UN humanitarian coordinator in Yemen, Lise Grande, deplored the death of the children as "heart-breaking".
"The costs of this terrible war rise higher and higher," Grande said of the Yemen conflict.
- Rebel missile attacks -
The coalition, which also includes the United Arab Emirates, intervened in 2015 in Yemen to try to restore the government after the rebels drove it out of the capital Sanaa.
Coalition spokesman Turki al-Maliki on Thursday said claims by aid organisations that children were inside the bus were "misleading", and that "the elements inside the bus were Huthi combatants".
Saudi Arabia shot down a missile fired by the Huthis on Wednesday, with debris killing a Yemeni man and wounding 11 others, the coalition said.

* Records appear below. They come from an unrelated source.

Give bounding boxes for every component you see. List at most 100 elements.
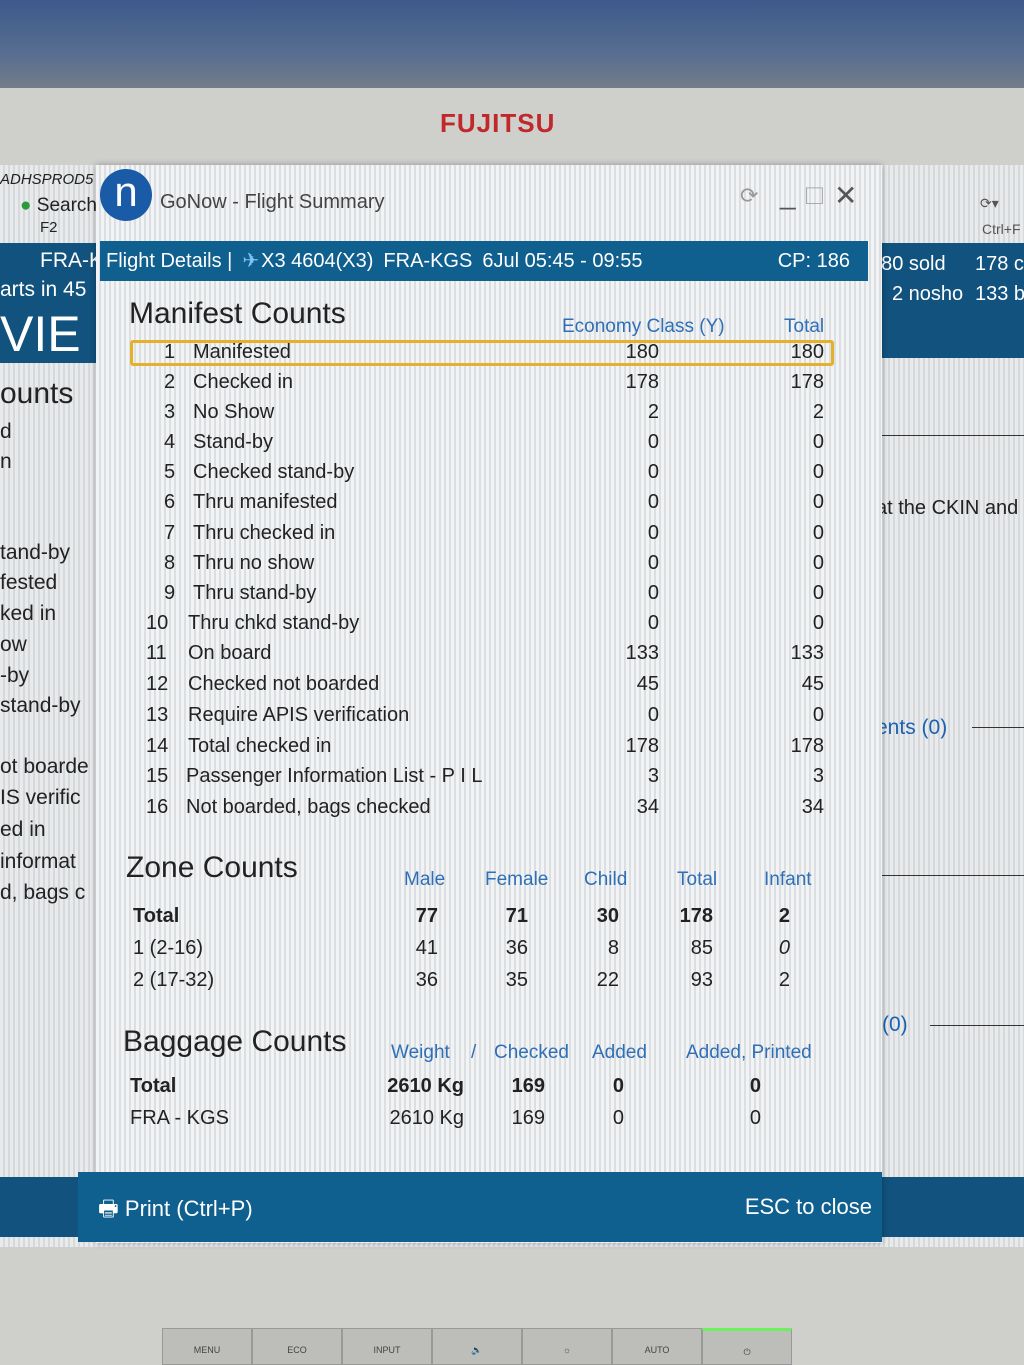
zone-value: 85 [690, 937, 713, 959]
baggage-title: Baggage Counts [123, 1025, 347, 1058]
economy-value: 180 [625, 341, 659, 363]
economy-value: 45 [636, 673, 659, 695]
col-male: Male [404, 869, 446, 890]
total-value: 0 [812, 431, 824, 453]
manifest-row[interactable]: 9 Thru stand-by 0 0 [96, 582, 882, 612]
economy-value: 178 [625, 371, 659, 393]
manifest-row[interactable]: 10 Thru chkd stand-by 0 0 [96, 612, 882, 642]
flight-summary-dialog: n GoNow - Flight Summary ⟳ _ □ ✕ Flight … [78, 165, 882, 1243]
manifest-row[interactable]: 8 Thru no show 0 0 [96, 552, 882, 582]
col-added: Added [592, 1042, 647, 1063]
bg-sold: 180 sold [870, 253, 946, 275]
minimize-button[interactable]: _ [780, 179, 796, 210]
bg-noshow: 2 nosho [892, 283, 964, 305]
printer-icon: 🖶 [98, 1196, 119, 1221]
manifest-row[interactable]: 15 Passenger Information List - P I L 3 3 [96, 765, 882, 795]
bg-ents-link[interactable]: ents (0) [876, 716, 948, 739]
row-label: Checked stand-by [193, 461, 355, 483]
zone-value: 41 [415, 937, 438, 959]
baggage-value: 0 [612, 1075, 624, 1097]
manifest-row[interactable]: 12 Checked not boarded 45 45 [96, 673, 882, 703]
col-weight: Weight [391, 1042, 450, 1063]
print-label: Print (Ctrl+P) [124, 1196, 253, 1221]
refresh-icon[interactable]: ⟳▾ [980, 195, 999, 211]
manifest-row[interactable]: 4 Stand-by 0 0 [96, 431, 882, 461]
manifest-row[interactable]: 16 Not boarded, bags checked 34 34 [96, 796, 882, 826]
economy-value: 2 [647, 401, 659, 423]
cp-count: CP: 186 [777, 250, 850, 272]
monitor-button[interactable]: ☼ [522, 1328, 612, 1365]
refresh-icon[interactable]: ⟳ [740, 183, 759, 208]
monitor-button[interactable]: INPUT [342, 1328, 432, 1365]
zone-title: Zone Counts [126, 851, 298, 884]
col-checked: Checked [494, 1042, 569, 1063]
bg-text: tand-by [0, 541, 71, 564]
baggage-value: 169 [511, 1107, 545, 1129]
row-label: Total checked in [188, 735, 332, 757]
row-number: 12 [146, 673, 169, 695]
row-number: 16 [146, 796, 169, 818]
bg-text: d, bags c [0, 881, 86, 904]
zone-label: Total [133, 905, 180, 927]
row-number: 3 [164, 401, 176, 423]
row-number: 6 [164, 491, 176, 513]
economy-value: 0 [647, 704, 659, 726]
economy-value: 0 [647, 582, 659, 604]
total-value: 0 [812, 552, 824, 574]
row-number: 14 [146, 735, 169, 757]
economy-value: 178 [625, 735, 659, 757]
row-number: 8 [164, 552, 176, 574]
print-button[interactable]: 🖶 Print (Ctrl+P) [98, 1192, 253, 1230]
zone-value: 77 [415, 905, 438, 927]
row-number: 1 [164, 341, 176, 363]
col-separator: / [471, 1042, 477, 1063]
bg-text: -by [0, 664, 30, 687]
manifest-row[interactable]: 14 Total checked in 178 178 [96, 735, 882, 765]
monitor-button[interactable]: ECO [252, 1328, 342, 1365]
close-button[interactable]: ✕ [834, 180, 858, 211]
bg-search[interactable]: ● Search [20, 195, 97, 217]
bg-shortcut: Ctrl+F [982, 221, 1021, 237]
manifest-row[interactable]: 13 Require APIS verification 0 0 [96, 704, 882, 734]
economy-value: 0 [647, 491, 659, 513]
baggage-value: 0 [749, 1107, 761, 1129]
total-value: 0 [812, 582, 824, 604]
zone-value: 93 [690, 969, 713, 991]
bg-zero-link[interactable]: (0) [882, 1013, 908, 1036]
zone-value: 36 [505, 937, 528, 959]
bg-departs: arts in 45 [0, 278, 87, 301]
row-label: Checked not boarded [188, 673, 380, 695]
zone-value: 30 [596, 905, 619, 927]
total-value: 2 [812, 401, 824, 423]
manifest-row[interactable]: 6 Thru manifested 0 0 [96, 491, 882, 521]
zone-row: 1 (2-16) 41 36 8 85 0 [96, 937, 882, 967]
maximize-button[interactable]: □ [806, 179, 823, 210]
row-number: 10 [146, 612, 169, 634]
esc-close-hint: ESC to close [744, 1194, 872, 1219]
manifest-row[interactable]: 7 Thru checked in 0 0 [96, 522, 882, 552]
bg-route: FRA-K [40, 249, 103, 272]
col-total: Total [784, 316, 825, 337]
divider [930, 1025, 1024, 1026]
monitor-button[interactable]: AUTO [612, 1328, 702, 1365]
manifest-row[interactable]: 2 Checked in 178 178 [96, 371, 882, 401]
economy-value: 3 [647, 765, 659, 787]
bg-counts: ounts [0, 377, 74, 410]
monitor-button[interactable]: 🔈 [432, 1328, 522, 1365]
flight-route: FRA-KGS [383, 250, 473, 272]
bg-text: d [0, 420, 12, 443]
manifest-row[interactable]: 5 Checked stand-by 0 0 [96, 461, 882, 491]
zone-value: 0 [778, 937, 790, 959]
manifest-row[interactable]: 1 Manifested 180 180 [96, 341, 882, 371]
baggage-label: FRA - KGS [130, 1107, 229, 1129]
flight-details-header: Flight Details | ✈ X3 4604(X3) FRA-KGS 6Jul … [100, 241, 868, 281]
manifest-row[interactable]: 11 On board 133 133 [96, 642, 882, 672]
manifest-row[interactable]: 3 No Show 2 2 [96, 401, 882, 431]
economy-value: 0 [647, 461, 659, 483]
bg-footer-right [880, 1177, 1024, 1237]
row-label: Passenger Information List - P I L [186, 765, 483, 787]
monitor-button[interactable]: MENU [162, 1328, 252, 1365]
monitor-button[interactable]: ⏻ [702, 1328, 792, 1365]
baggage-row: FRA - KGS 2610 Kg 169 0 0 [96, 1107, 882, 1137]
divider [880, 875, 1024, 876]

The missile was fired from the rebel-held Yemeni province of Amran towards the Saudi city of Jizan, the coalition said.
On Friday, the coalition said it intercepted and destroyed two more ballistic missiles fired by the Huthis from Saada towards Jizan. No damage or injuries were reported.
The war in impoverished Yemen has left nearly 10,000 people dead and unleashed what the UN describes as the world's worst humanitarian crisis.
UN envoy to Yemen, Martin Griffiths told the Security Council last week "a political solution" to Yemen's war was "available" and that the warring sides would be invited to talks on September 6 in Geneva.
UN-brokered negotiations on Yemen broke down in 2016 amid demands for a rebel withdrawal from key cities and power-sharing with the Saudi-backed government.